Career
Alderson’s academic training was at George Washington, Massachusetts Institute of Technology and the University of Pennsylvania. He served as president of the American Marketing Association and was highly active in The Institute of Management Sciences. He began his business career at the United States. department of Commerce, founded the internationally prominent marketing consulting firm of Alderson Associates, and served as a professor at Wharton University of Pennsylvania after joining it in 1959.
While always deeply involved in the advancement of marketing science he also believed that theory and practice go hand in hand.
This also suited his scientific method. From a methodological perspective, he emphasized inductive theorizing from market place events, providing a balanced to the neo-classical theories of firm behaviour.
He also had the ability to communicate in the language of many disciplines and to bridge the business and academic communities. A significant element of his contribution to marketing thinking is his insistence upon an interdisciplinary approach, attracting the interest of scientists from other fields and borrowing from other disciplines such as psychology, philosophy and anthropology.
He argued that firms are ecological systems that grow and adapt to change.
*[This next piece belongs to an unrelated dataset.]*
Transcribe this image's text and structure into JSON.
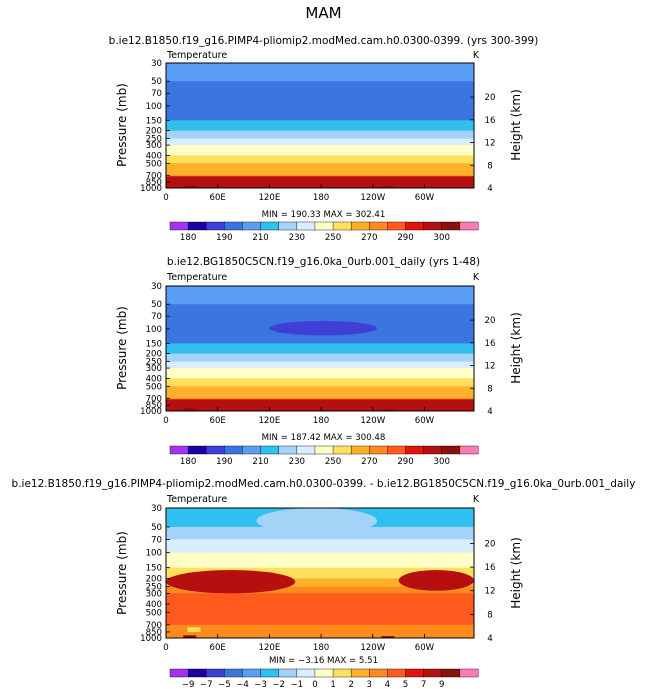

Each seeks its own niche based on organised behaviour systems: "All marketing activity is an aspect of the interaction among organized behavior systems related to each other in what may be described as an ecological network. "The functionalist approach is concerned with the functioning of systems, and the study of structure is essential to the analysis and interpretations of functions. Every phase of marketing can be understood as human behavior within the framework of some operating system.
Survival and growth are implicit goals of every behavior system, including most particularly those that operate in the market place." He also argued for heterogeneity of both supply and demand, introducing the ideas of market segmentation and niche marketing and the status of the brand.
Increased product variety provides consumers with offerings nearer their ideal points. Firms can strive for differential advantage through product variety.